Introduire de la sorte à Je la voulais lointaine, le dernier roman de Gaston-Paul Effa, c’est renvoyer à son incipit :
Je m’appelle Obama, un nom d’oiseau.
Le nom est une réalité nourricière comme la salive. Dans l’ordre supérieur des symboles, il représente la vertu qui maintient la vie. Être digne de son nom est le souci majeur de l’existence, au point qu’un homme, à toutes les étapes de sa croissance, a besoin de s’assurer qu’il peut, sans risque de châtiment éternel, mourir, là, tout de suite, s’il porte mal son nom. Tout est dans le nom ; le reste compte bien peu.
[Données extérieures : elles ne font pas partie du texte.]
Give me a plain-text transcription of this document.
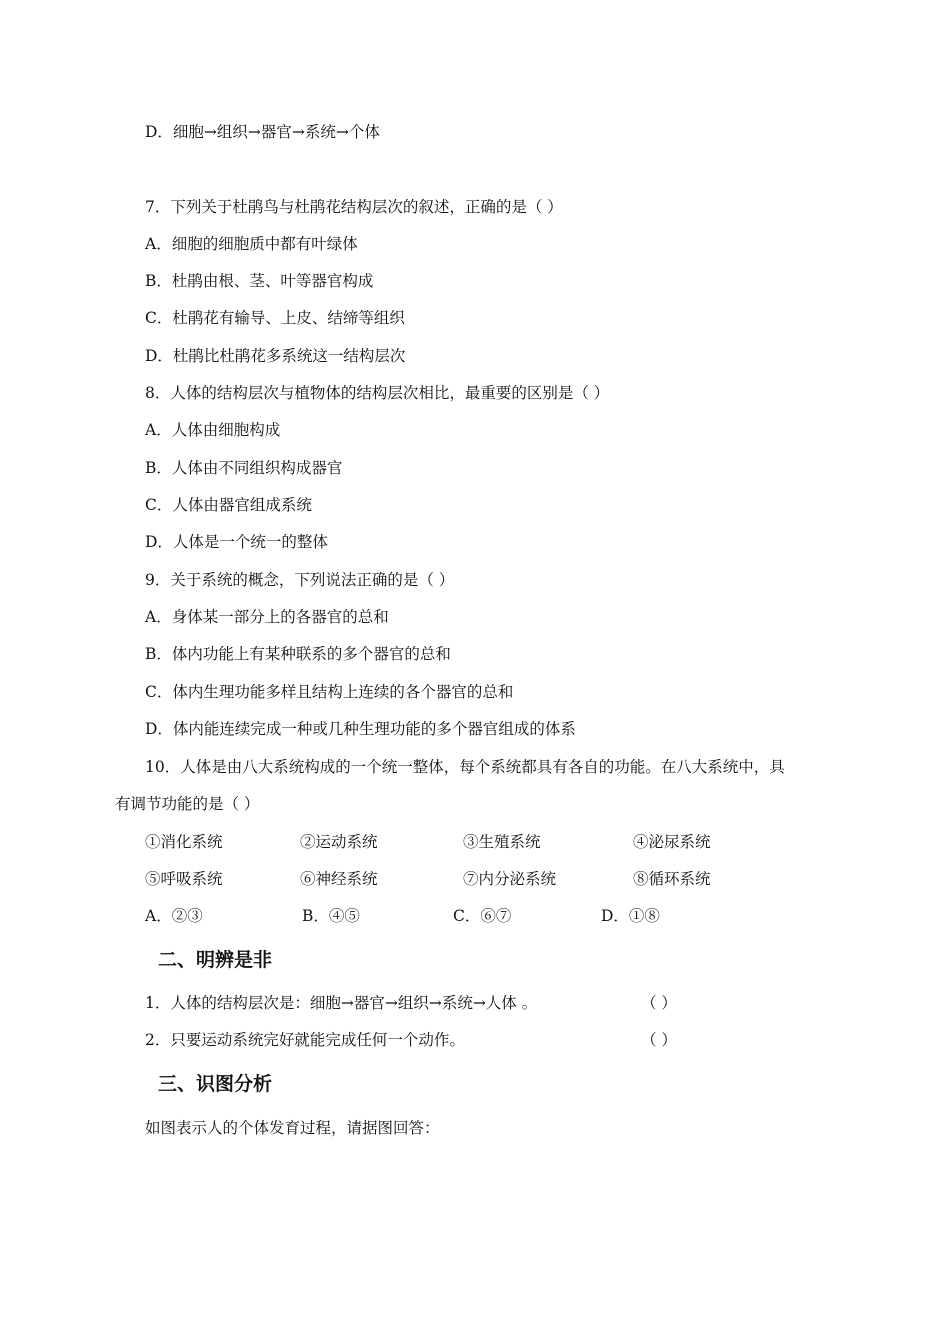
D．细胞→组织→器官→系统→个体
7．下列关于杜鹃鸟与杜鹃花结构层次的叙述，正确的是（ ）
A．细胞的细胞质中都有叶绿体
B．杜鹃由根、茎、叶等器官构成
C．杜鹃花有输导、上皮、结缔等组织
D．杜鹃比杜鹃花多系统这一结构层次
8．人体的结构层次与植物体的结构层次相比，最重要的区别是（ ）
A．人体由细胞构成
B．人体由不同组织构成器官
C．人体由器官组成系统
D．人体是一个统一的整体
9．关于系统的概念，下列说法正确的是（ ）
A．身体某一部分上的各器官的总和
B．体内功能上有某种联系的多个器官的总和
C．体内生理功能多样且结构上连续的各个器官的总和
D．体内能连续完成一种或几种生理功能的多个器官组成的体系
10．人体是由八大系统构成的一个统一整体，每个系统都具有各自的功能。在八大系统中，具
有调节功能的是（ ）
①消化系统	②运动系统	③生殖系统	④泌尿系统
⑤呼吸系统	⑥神经系统	⑦内分泌系统	⑧循环系统
A．②③	B．④⑤	C．⑥⑦	D．①⑧
二、明辨是非
1．人体的结构层次是：细胞→器官→组织→系统→人体 。	（ ）
2．只要运动系统完好就能完成任何一个动作。	（ ）
三、识图分析
如图表示人的个体发育过程，请据图回答：
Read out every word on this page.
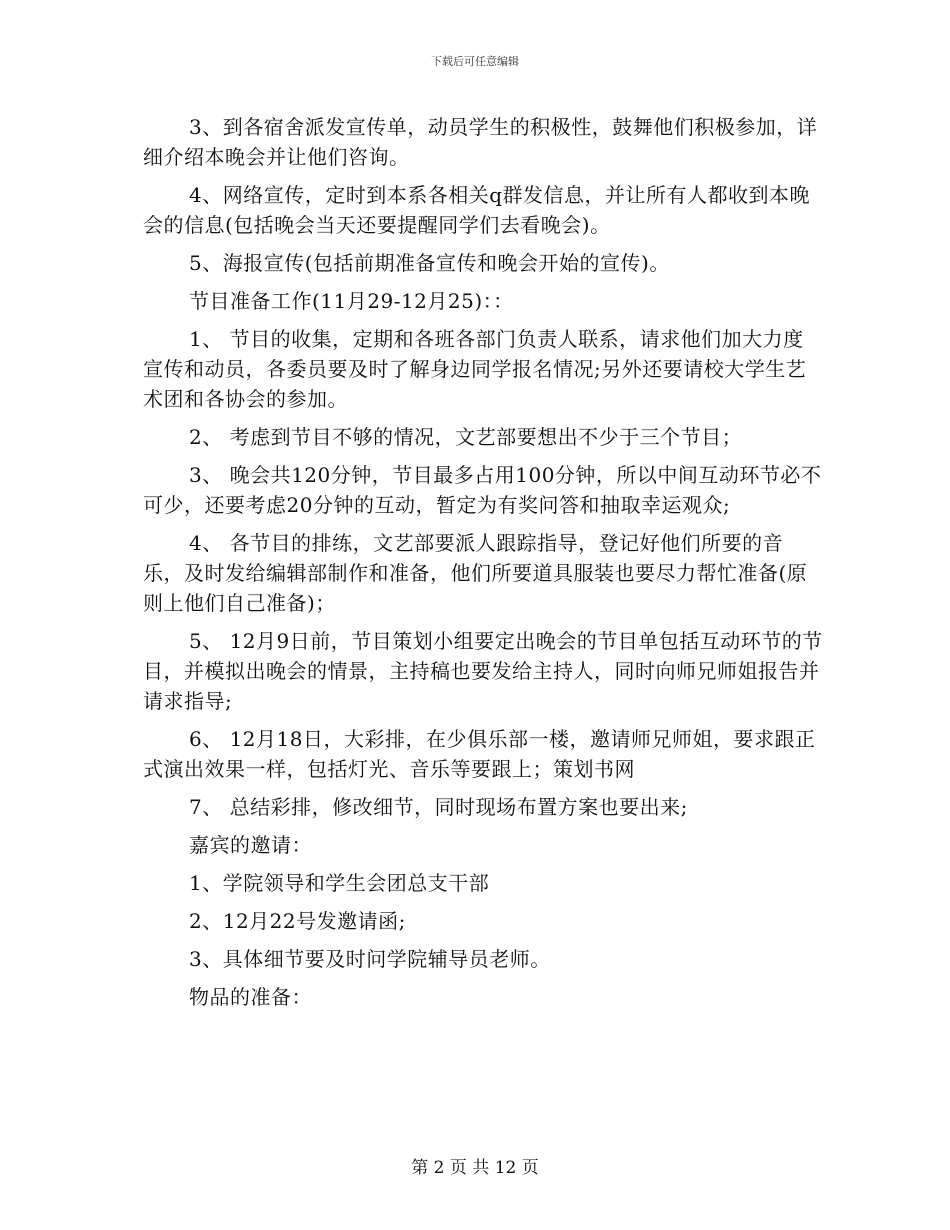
下载后可任意编辑

3、到各宿舍派发宣传单，动员学生的积极性，鼓舞他们积极参加，详细介绍本晚会并让他们咨询。

4、网络宣传，定时到本系各相关q群发信息，并让所有人都收到本晚会的信息(包括晚会当天还要提醒同学们去看晚会)。

5、海报宣传(包括前期准备宣传和晚会开始的宣传)。

节目准备工作(11月29-12月25)：：

1、 节目的收集，定期和各班各部门负责人联系，请求他们加大力度宣传和动员，各委员要及时了解身边同学报名情况;另外还要请校大学生艺术团和各协会的参加。

2、 考虑到节目不够的情况，文艺部要想出不少于三个节目；

3、 晚会共120分钟，节目最多占用100分钟，所以中间互动环节必不可少，还要考虑20分钟的互动，暂定为有奖问答和抽取幸运观众;

4、 各节目的排练，文艺部要派人跟踪指导，登记好他们所要的音乐，及时发给编辑部制作和准备，他们所要道具服装也要尽力帮忙准备(原则上他们自己准备)；

5、 12月9日前，节目策划小组要定出晚会的节目单包括互动环节的节目，并模拟出晚会的情景，主持稿也要发给主持人，同时向师兄师姐报告并请求指导;

6、 12月18日，大彩排，在少俱乐部一楼，邀请师兄师姐，要求跟正式演出效果一样，包括灯光、音乐等要跟上；策划书网

7、 总结彩排，修改细节，同时现场布置方案也要出来;

嘉宾的邀请：

1、学院领导和学生会团总支干部

2、12月22号发邀请函;

3、具体细节要及时问学院辅导员老师。

物品的准备：

第 2 页 共 12 页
L’événement-langue d’Effa est un orgue qui assume l’emphase. Sa beauté y réside. Curieusement il me permet d’entendre en creux le classicisme bien chambré de l’Aventure ambiguë de Cheikh Hamidou Kane. Le classicisme est la recherche de l’austérité et, partant, une tentation puritaine. L’univers musulman s’accorde parfaitement au jansénisme pascalien. Un critique l’avait noté à la parution de l’Aventure ambiguë. Je la réitère en ce qui concerne Je la voulais lointaine. Dans une certaine mesure, le romancier camerounais a écrit la suite de l’Aventure ambiguë, une suite résolument païenne. Je la voulais lointaine raconte la montée d’un adolescent africain en France. Le roman s’inscrit dans la même famille que Chemin d’Europe de Ferdinand Oyono, même si par l’imaginaire et le style ils ne partagent pas grand-chose.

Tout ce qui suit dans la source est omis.